Yolov5移植教程(配实际操作视频)

Yolov5移植教程(配实际操作视频)

难易程度: |实验人次:191

说明

您可以配合实际操作视频教程一起学习:https://www.bilibili.com/video/BV13T4y1f7Cu/

 

官方Yolov5文档:https://github.com/ultralytics/yolov5/

官方Docker:docker.io/ultralytics/yolov5:v4.0

https://hub.docker.com/

 

MLU SDK版本:1.7.0

MLU PYTORCH版本:1.3.0

 

【以下版本在v4版本上完成(v5和v4类似)】

高版本PyTorch降级到低版本PyTorch

为什么要做这一步?

目前训练,已经在1.8.x的PyTorch上进行,但是MLU的PyTorch还是1.3.0版本。

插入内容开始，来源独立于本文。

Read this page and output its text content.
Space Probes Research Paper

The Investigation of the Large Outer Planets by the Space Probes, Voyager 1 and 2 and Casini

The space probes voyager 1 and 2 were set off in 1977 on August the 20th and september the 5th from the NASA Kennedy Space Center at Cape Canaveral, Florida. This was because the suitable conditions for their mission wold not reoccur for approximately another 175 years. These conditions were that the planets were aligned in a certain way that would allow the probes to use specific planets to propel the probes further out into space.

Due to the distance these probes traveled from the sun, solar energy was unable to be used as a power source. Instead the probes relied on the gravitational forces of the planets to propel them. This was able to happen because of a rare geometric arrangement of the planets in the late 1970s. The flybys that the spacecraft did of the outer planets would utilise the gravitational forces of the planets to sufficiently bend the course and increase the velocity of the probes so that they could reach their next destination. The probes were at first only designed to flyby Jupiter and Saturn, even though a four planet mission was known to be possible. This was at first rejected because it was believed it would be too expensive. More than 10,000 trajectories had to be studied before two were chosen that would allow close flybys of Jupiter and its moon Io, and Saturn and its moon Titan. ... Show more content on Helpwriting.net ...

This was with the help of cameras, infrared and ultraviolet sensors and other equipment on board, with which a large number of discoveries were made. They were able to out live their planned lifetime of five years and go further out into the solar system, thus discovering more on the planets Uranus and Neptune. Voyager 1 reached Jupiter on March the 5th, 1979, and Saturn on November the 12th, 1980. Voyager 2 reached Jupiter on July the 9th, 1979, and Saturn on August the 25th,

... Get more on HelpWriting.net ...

高版本的PyTorch带有zip压缩模型功能,但是在1.3.0上不支持,如果在1.3.0的版本上直接打开高版本的PT,会出现报错。

利用官方的Docker来简化我们的环境搭建工作

官方Docker:docker.io/ultralytics/yolov5:v4.0

 

搭建高版本(1.18) PyTorch环境

#/bin/bash

set -x

export MY_CONTAINER="hub_yolov5_v4_0"

num=`docker ps -a|grep "$MY_CONTAINER"|wc -l`

echo $num

echo $MY_CONTAINER

if [ 0 -eq $num ];then

#xhost +

nvidia-docker run -it --rm --gpus=all --ipc=host --name $MY_CONTAINER  \

docker.io/ultralytics/yolov5:v4.0 /bin/bash

else

docker start $MY_CONTAINER

docker exec -ti --env COLUMNS=`tput cols` --env LINES=`tput lines` $MY_CONTAINER /bin/bash

fi

这里启动 docker.io/ultralytics/yolov5:v4.0 镜像

 

降PyTorch的版本

进入容器后,到目录 /usr/src/app

修改detect.py

torch.save(model.state_dict(), "unzip.pt", _use_new_zipfile_serialization=False)

 

下载weights文件:

如果默认执行,会默认下载5.0版本的,这里我们统一用的4.0版本,为了避免出现奇怪的问题,我们手动下载4.0的版本。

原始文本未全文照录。